The authors consider the binomial sum \[ S_n(r)=\sum_{m=0}^n{n\choose m}\frac{(-1)^m}{m^r+1} \] with \(r>0\), \(n\in{\mathbb N}\). It turns out that the behaviour of this sum for \(n\to\infty\) depends on the parameter \(r\) and changes dramatically at the values \(r=1\) and \(r=2\). In particular, for \(r\geq 2\) an oscillatory behaviour occurs while for \(r<2\) finally the sequence \(S_n(r)\) becomes monotonous.

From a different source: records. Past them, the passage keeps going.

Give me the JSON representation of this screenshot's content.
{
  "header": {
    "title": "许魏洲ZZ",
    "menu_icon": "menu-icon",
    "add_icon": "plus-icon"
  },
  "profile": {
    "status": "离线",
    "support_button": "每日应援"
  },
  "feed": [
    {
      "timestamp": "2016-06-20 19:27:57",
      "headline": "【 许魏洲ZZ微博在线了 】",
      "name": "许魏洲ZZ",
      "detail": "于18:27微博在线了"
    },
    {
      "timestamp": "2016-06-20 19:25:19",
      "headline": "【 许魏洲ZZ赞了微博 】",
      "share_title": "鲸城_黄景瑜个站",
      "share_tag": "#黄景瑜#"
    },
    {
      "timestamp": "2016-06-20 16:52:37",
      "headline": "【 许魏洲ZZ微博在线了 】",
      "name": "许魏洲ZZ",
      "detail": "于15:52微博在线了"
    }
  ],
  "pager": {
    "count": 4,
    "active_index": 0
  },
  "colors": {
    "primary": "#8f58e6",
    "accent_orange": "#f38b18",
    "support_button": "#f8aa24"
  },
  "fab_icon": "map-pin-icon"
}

To be more precise (see Theorem 2), \(S_n(r)\sim\Gamma(r)(\log n)^{-r}\) for \(0<r<1\), \(S_n(r)\sim-\Gamma(r)(\log n)^{-r}\) for \(1<r<2\), and for \(r\geq 2\) it holds that \[ S_n(r)=n^{\cos(\pi/r)}c(r)\cos[a(r)\log n+b(r)]+O(n^{-\delta(r)}) \] with explicitly determined terms \(a(r)\), \(b(r)\), \(c(r)\) and \(\delta(r)\), which are too complicated to be given here. For \(r=1\) the surprisingly simple equation \(S_n(1)=\frac 1{n+1}\) holds. The proofs were established by using Fourier integrals including complex integration depending on the analytical behavior of \(\frac 1{z^r+1}\) for \(z\in{\mathbb C}\).